Question

How many pounds of candy selling for $1.75 a pound should be added to three pounds of candy selling for $4.50 a pound to create a blend, which will sell for $3.40 a pound?

Answer 1

Mixing/blending problems.
To solve these problems, set up an equation relating the total price of all the candies, and divide by the total weight.

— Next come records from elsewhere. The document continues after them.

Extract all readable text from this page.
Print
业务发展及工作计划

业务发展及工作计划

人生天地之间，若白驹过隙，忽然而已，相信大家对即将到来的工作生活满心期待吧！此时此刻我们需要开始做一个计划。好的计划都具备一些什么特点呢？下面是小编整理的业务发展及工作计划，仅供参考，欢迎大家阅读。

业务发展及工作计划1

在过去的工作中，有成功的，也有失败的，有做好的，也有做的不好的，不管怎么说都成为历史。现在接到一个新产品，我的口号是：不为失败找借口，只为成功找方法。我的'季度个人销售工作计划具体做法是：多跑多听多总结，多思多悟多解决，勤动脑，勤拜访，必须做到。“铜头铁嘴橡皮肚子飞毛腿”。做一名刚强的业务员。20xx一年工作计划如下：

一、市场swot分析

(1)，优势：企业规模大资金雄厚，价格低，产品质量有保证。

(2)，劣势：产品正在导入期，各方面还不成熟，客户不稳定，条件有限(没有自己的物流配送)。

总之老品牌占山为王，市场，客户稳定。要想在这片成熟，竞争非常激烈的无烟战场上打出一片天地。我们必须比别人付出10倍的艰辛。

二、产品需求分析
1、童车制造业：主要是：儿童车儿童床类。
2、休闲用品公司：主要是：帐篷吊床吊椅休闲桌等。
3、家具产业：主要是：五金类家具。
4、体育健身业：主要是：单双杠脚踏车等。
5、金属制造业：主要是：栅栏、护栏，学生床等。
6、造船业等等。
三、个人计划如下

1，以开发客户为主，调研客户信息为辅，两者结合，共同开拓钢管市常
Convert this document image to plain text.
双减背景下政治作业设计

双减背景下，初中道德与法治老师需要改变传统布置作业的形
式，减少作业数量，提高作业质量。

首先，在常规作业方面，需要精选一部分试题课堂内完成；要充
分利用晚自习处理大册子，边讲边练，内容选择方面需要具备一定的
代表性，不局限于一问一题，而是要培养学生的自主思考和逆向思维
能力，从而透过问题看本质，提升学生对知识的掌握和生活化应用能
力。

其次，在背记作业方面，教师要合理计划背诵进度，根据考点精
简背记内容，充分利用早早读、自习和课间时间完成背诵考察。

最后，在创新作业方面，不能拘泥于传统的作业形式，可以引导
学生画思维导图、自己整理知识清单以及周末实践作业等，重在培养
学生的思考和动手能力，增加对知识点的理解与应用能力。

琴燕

Represent the unknown by a variable (such as x) and solve for x.

"How many pounds of candy selling for $1.75 a pound"
So call this "how many" x (in pounds), so
Total cost of cheaper candy = 1.75x
total cost of expensive candy = 4.50(3)

Total cost = 1.75x+3(4.50)
Total weight = 3+x

Unit price of mixture = total cost / total weight
= (1.75x+3(4.50)) / (3+x) = 3.40
So solve for x
Cross multiply:
(1.75x+13.50)=3.40\(\times\)(3+x)
I will leave it to you to solve for x, which is the weight of candy costing $1.75 a pound.

Note: as a rough check, the unit price of the mixture must be between unit prices of the two components. If not, there is probably a mistake.

Answer 2

@mathmate what did you end up getting for x?

Answer 3

Post your answer and I'll be glad to check it for you. Please also include how you solved it.